I think you have had a lucky escape tbh, work relationships are always a bad idea. Sorry but I have also learnt the hard way!

He is obviously still with the mother of his children and wants to have his cake and eat it. Please do not waste a second more on this creep, dry those tears girl and chin up!

SmellyBeard · 26/02/2020 20:16

FGS stop blaming the OP. None of this is her fault. It's normal to be devastated when finding out someone you've been intimate with has been bare faced lying to you. Even worse when you have to see them at work and have everyone else muttering away.

I'm so sorry OP. Don't start blaming yourself.

AtrociousCircumstance · 26/02/2020 23:14

What an absolute bastard, just someone not even worth a moment’s glance OP. A liar and a misogynist (he has no respect for women and happily calls them ‘bitches’ when actually that woman was quietly being kind to you, and truthful).

He’s nasty, self-interested and completely deceitful.

Ask to move desks.

LuluJakey1 · 27/02/2020 09:30

This is why people should not have relationships at work. Now you have to deal with it sitting next to him, working with him every day. Now your manager knows and knows it has affected you at work. Now you are stuck with it all day and the office will be gossiping about you both.

I am not unsympathetic- have been there myself a long time ago. It was awful. We all make mistakes.

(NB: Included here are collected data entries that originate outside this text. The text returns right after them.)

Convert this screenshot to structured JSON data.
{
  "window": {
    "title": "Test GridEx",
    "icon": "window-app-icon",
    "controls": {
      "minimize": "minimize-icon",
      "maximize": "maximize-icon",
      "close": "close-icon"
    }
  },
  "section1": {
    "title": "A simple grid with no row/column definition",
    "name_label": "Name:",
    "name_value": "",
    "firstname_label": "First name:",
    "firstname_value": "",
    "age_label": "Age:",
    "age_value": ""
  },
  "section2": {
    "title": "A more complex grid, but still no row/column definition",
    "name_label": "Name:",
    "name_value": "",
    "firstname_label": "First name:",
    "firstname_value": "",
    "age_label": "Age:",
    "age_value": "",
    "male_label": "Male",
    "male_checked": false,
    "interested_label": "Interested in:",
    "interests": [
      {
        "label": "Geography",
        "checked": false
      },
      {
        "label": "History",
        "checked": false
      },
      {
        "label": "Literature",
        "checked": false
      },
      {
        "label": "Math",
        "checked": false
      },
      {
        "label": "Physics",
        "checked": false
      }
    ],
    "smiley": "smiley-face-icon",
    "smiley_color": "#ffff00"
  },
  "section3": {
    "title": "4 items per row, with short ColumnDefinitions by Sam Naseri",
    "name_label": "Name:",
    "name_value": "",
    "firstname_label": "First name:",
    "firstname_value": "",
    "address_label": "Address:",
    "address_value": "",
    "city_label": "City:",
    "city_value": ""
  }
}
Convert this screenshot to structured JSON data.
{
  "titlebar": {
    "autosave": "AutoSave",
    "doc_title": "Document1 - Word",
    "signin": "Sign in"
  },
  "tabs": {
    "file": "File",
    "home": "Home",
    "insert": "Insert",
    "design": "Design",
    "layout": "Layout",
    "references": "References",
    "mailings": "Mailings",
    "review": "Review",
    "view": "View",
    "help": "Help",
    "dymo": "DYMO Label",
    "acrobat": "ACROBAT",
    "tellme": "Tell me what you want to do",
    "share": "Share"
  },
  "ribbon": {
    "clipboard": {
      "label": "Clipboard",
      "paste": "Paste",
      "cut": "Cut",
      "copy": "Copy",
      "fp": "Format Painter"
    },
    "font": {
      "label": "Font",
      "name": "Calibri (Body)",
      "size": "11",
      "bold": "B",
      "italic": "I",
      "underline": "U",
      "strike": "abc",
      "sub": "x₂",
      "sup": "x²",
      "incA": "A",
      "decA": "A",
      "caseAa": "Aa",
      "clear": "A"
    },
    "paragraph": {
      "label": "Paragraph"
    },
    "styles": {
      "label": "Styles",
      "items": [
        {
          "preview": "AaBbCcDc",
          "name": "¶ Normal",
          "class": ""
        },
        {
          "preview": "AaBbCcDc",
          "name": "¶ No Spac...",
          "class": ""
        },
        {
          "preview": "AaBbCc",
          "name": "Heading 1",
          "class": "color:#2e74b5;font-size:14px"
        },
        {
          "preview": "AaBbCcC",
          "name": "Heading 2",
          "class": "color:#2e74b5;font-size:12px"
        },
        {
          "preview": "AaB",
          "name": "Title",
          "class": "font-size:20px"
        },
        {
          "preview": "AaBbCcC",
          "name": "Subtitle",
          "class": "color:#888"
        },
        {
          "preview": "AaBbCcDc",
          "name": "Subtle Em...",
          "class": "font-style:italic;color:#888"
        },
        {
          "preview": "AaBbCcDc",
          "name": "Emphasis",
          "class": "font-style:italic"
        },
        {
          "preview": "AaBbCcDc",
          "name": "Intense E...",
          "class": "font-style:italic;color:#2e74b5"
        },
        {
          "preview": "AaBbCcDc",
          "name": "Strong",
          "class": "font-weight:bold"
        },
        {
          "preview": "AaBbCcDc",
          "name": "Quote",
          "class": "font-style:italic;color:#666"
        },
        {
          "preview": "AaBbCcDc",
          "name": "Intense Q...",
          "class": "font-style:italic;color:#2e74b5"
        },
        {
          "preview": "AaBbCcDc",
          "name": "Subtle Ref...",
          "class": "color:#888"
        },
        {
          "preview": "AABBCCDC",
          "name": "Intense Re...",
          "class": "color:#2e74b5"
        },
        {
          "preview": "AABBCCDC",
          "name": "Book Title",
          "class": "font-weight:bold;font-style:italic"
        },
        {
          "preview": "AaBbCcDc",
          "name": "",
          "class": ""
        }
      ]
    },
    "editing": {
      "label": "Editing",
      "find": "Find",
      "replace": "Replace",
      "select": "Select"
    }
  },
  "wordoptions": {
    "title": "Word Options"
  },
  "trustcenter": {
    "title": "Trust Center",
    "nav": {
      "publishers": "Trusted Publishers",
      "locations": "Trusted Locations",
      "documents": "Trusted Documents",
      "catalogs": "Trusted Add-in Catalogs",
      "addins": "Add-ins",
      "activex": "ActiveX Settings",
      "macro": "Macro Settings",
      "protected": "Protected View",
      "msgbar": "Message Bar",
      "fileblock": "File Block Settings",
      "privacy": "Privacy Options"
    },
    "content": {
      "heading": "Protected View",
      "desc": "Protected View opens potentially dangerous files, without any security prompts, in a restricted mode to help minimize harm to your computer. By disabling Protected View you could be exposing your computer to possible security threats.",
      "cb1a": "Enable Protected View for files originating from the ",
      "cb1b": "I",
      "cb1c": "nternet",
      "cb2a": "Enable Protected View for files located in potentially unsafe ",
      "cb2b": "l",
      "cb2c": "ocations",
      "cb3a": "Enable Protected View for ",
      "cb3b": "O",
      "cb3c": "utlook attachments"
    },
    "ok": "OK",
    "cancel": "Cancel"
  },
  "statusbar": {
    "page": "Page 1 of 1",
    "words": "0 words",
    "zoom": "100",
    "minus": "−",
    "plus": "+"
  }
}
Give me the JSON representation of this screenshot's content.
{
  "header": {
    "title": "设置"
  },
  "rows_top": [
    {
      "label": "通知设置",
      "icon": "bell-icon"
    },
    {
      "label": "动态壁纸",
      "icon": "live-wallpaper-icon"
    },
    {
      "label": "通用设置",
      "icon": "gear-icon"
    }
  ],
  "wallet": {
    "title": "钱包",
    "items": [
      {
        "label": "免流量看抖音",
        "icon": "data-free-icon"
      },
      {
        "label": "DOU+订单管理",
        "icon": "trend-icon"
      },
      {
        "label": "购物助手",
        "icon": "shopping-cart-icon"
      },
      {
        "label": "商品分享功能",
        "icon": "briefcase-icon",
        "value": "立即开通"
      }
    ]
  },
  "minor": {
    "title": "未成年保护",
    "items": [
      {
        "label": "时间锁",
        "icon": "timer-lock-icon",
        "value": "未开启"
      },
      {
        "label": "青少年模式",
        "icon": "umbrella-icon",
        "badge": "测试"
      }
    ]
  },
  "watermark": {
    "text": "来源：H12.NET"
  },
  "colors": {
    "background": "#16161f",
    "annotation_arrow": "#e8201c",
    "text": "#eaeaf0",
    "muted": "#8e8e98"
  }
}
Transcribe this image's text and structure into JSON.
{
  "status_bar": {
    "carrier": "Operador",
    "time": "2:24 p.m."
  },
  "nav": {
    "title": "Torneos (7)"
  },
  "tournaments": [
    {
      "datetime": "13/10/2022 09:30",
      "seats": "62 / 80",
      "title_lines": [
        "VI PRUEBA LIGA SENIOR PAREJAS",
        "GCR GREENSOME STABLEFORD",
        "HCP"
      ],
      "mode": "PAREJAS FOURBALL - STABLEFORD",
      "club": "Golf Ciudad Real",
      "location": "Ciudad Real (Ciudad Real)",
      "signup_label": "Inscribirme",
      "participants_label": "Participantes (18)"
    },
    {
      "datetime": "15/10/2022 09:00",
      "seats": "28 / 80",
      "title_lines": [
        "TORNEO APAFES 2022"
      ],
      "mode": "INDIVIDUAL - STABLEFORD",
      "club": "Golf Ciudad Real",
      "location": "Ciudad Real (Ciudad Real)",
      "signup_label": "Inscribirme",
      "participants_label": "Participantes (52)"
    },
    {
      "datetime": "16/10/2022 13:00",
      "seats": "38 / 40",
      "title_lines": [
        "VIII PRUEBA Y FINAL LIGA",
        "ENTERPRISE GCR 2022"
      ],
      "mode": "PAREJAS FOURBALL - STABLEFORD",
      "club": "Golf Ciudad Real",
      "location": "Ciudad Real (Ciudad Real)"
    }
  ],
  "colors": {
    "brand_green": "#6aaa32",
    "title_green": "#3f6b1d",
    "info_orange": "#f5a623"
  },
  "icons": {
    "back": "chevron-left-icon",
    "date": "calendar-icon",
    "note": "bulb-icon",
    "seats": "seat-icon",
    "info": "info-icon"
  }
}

  1. You are going to feel like crap for a while.
  2. Have no further relationship or friendship with him- he has lied to you (and to his family) and broken your trust. He is a shit. You deserve better.
  3. Have no further conversation with him in relation to this. Text him and say 'I am not prepared to continue the relationship. You have lied to me. I deserve much better. Any communication at work will be about work and professional. I am not prepared to discuss this decision. It is over.'
  4. Ask if it is possible to move desks at work. Explain to your manager there will be no further upset at work, it is finished you will be behaving totally professionally and then do so.
  5. Do not discuss it at work with anyone else, at all.
  6. Do not get involved in any gossip about him at work- if anyone says anything say 'I am not interested' and stop the conversation.
  7. Be absolutely professional with him at work- not icy, not snippy, not sharp, not ignoring, not friendly and jokey, just professional.
  8. Do not allow yourself to be drawn back into any contact with him.
  9. Move on- professionally if possible, and personally- but not with anyone at work.
10. Don't beat yourself up. Learn the lesson and look ahead- never look back at him. 11. Look after yourself. You deserve better.
Bluntness100 · 27/02/2020 13:15

How are you today op? I hope you’re in work with a big smile on your face ans acting like nothing has happened, and that you’ve given this man his marching orders.

I understand the desire to be embarrassed by falling for it, but you’ve dealt with it as soon as you found out, weren’t silly enough to fall for it a second time, and are able to hold your head up high. The embarrassment is his, and you should smile your way through this.

Also maybe have a word with your boss, just say something like god I don’t know what was wrong with me yesterday, sorry about that, all good today and leave it there.